Some weeks are a real bitch to get through, but I can always count on the universe to send some karmic goodness my way. Here's what made me smile this past week.
(clockwise)
1. THIS WhoWhatWear article pokes fun at the ever popular "fashion girl Instagram" trends. We're all guilty of these cliches, okay? 

2. I finally SUBSCRIBED to Glamour magazine and I couldn't have chosen a better time. To celebrate their 75th year, they have special pricing of $7.50/yr + a digital copy. I love that I can flip through on my Kindle and the bonus content is ace. 

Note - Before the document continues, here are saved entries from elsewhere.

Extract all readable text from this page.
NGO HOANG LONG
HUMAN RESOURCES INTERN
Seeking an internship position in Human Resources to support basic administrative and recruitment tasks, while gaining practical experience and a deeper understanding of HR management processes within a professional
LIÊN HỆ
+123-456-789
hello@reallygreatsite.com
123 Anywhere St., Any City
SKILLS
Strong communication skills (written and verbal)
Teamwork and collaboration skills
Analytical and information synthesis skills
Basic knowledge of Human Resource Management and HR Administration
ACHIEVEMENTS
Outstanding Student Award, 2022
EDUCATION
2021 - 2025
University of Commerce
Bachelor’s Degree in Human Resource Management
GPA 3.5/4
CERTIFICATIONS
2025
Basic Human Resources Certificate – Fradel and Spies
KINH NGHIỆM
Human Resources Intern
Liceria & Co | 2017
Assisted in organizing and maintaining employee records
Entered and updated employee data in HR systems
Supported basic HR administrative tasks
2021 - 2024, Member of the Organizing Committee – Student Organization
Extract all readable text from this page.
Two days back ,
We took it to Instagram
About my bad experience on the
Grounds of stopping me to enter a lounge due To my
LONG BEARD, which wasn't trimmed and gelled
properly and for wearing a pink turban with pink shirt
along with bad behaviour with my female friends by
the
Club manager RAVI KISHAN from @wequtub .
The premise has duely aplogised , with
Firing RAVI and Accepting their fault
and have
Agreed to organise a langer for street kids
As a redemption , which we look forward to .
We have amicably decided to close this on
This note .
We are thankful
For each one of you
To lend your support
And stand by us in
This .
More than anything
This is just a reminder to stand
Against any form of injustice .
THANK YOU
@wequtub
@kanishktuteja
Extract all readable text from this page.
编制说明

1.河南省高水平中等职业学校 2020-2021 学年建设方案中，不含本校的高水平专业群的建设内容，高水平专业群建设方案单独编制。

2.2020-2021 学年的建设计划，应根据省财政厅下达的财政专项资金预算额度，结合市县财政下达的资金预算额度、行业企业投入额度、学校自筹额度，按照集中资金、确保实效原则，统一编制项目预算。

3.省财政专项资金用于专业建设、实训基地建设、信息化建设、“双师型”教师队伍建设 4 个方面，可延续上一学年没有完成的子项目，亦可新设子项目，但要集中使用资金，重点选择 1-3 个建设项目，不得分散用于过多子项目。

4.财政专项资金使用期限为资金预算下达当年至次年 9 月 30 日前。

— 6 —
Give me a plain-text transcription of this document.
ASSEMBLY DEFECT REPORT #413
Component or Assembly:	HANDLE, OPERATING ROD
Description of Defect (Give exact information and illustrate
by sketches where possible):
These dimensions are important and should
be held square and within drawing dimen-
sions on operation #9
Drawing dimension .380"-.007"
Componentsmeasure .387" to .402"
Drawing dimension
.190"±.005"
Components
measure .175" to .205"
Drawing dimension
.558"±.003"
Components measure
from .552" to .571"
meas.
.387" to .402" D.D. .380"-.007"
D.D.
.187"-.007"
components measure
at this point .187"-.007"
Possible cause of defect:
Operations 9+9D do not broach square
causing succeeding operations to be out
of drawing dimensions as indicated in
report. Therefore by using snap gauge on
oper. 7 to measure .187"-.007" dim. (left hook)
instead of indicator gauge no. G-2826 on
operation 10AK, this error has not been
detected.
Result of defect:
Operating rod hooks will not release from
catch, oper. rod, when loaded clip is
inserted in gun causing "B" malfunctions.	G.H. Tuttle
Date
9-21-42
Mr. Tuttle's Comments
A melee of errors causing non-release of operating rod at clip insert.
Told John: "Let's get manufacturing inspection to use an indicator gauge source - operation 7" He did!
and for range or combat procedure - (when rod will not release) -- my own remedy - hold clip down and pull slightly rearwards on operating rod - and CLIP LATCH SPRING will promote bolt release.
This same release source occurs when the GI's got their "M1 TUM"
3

3. Ru Paul's muthaeffin' Drag Race is back on and I am liiiiiiiivvvvvvviiiiiiing. This show makes any bad day better. I put $20 on that. I really do. It airs Monday nights on Logo, but I usually catch it online in between classes. Peep the last episode below!



4. Here's a fun fact about me: I'm a born New Yorker. When I lived in Brooklyn, it wasn't quite the trendy, hipster-friendly borough that it is now. Even though I'm in the south now, I'm still interested in the goings-on of my old 'hood (I intend to move back). And what's going on is some serious gentrification. Some serious Brooklyn takeover. From the home of the Notorious B.I.G. to the location of the newest vegan bake shop. What an evolution? But, is it good or bad? HERE'S a great article on Spike Lee's opinion on the situation.

5. Okay, so I know Coldplay has been made fun of for being too moody or boring or whatever, but I love them. This week I rediscovered their song, "Strawberry Swing," and it was the most perfect song for putting me in a spring mood. It's calming and airy and just happy. Do yourself a favor. Press play and enjoy the feeling.